3. Preprocessing as “making a measurement”
Preprocessing isn’t cosmetic. It changes what your model can learn.
3.1 Illumination correction (flat-field)
A common microscopy artifact is spatially varying illumination. A simple multiplicative model is:
\[I(x,y) = L(x,y)\,S(x,y) + B(x,y) + \epsilon(x,y),\]where $L$ is illumination, $B$ is background, and $S$ is signal. A basic correction is:
\[\tilde{I}(x,y) = \frac{I(x,y) - \hat{B}(x,y)}{\hat{L}(x,y)}.\]Plot: a synthetic image with a left-to-right illumination gradient, and the same image after correction.

3.2 Normalization (why “scale” matters)
Many models are sensitive to intensity scale. A standard choice is per-image z-scoring:
\[I' = \frac{I - \mu}{\sigma},\]where $\mu$ and $\sigma$ are the image mean and standard deviation (sometimes per-channel).
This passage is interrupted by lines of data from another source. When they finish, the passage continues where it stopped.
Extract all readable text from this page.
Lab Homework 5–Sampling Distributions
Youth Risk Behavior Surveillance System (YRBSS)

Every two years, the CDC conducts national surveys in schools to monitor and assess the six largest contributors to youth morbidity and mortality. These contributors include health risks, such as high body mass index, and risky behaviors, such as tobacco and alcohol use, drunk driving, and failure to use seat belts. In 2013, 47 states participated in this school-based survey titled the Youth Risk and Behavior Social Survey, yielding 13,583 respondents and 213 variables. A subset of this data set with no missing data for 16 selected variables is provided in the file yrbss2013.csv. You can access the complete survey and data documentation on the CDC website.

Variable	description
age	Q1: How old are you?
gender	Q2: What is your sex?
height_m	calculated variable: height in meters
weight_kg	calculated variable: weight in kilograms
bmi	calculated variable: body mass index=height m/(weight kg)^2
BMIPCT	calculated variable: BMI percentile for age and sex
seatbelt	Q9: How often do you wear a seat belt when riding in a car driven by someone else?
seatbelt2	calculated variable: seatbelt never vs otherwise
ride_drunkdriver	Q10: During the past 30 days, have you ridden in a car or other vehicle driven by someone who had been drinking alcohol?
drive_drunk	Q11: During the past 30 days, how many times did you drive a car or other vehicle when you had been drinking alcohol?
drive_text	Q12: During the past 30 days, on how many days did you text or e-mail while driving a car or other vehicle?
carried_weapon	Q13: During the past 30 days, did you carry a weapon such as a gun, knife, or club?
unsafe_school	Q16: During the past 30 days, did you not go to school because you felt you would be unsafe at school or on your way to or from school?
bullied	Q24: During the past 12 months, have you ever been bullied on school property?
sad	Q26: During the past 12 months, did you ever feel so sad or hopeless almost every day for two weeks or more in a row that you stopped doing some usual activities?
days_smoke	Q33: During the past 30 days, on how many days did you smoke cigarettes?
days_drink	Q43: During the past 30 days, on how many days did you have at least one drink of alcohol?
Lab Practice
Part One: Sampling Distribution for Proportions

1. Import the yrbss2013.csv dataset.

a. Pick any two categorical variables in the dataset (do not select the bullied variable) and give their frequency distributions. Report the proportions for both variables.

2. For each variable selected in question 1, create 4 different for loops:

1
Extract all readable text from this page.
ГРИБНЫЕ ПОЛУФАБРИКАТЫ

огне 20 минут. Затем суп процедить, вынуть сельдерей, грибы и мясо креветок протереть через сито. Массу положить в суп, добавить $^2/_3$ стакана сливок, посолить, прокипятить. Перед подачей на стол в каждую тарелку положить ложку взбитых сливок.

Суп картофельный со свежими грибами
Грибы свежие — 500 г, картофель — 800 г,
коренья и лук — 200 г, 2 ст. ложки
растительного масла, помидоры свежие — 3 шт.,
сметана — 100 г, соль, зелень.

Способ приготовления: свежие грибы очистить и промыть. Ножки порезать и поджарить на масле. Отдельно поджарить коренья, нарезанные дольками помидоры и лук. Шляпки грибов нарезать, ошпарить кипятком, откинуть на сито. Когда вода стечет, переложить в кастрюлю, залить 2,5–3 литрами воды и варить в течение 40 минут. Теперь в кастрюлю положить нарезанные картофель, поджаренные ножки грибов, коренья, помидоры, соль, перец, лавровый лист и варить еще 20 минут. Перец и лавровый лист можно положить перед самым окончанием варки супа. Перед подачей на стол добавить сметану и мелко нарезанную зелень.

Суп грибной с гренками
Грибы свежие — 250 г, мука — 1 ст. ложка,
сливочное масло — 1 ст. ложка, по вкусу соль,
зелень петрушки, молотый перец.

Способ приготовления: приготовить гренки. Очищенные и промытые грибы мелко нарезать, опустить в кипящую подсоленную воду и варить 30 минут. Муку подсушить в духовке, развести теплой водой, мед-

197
Plot: intensity histograms before/after normalization.

4. Features: classical image analysis (still useful)
Before deep learning, bioimage analysis often meant:
- segment objects,
- compute morphology / texture features,
- run a classifier or clustering step.
This is still valuable when datasets are small, interpretability is crucial, or you want strong baselines.
4.1 Convolution and filtering
A 2D convolution (single-channel) is:
\[(I * K)(x,y) = \sum_{i=-a}^{a}\sum_{j=-b}^{b} I(x-i,y-j)\,K(i,j),\]where $K$ is a kernel (e.g. blur, edge detector).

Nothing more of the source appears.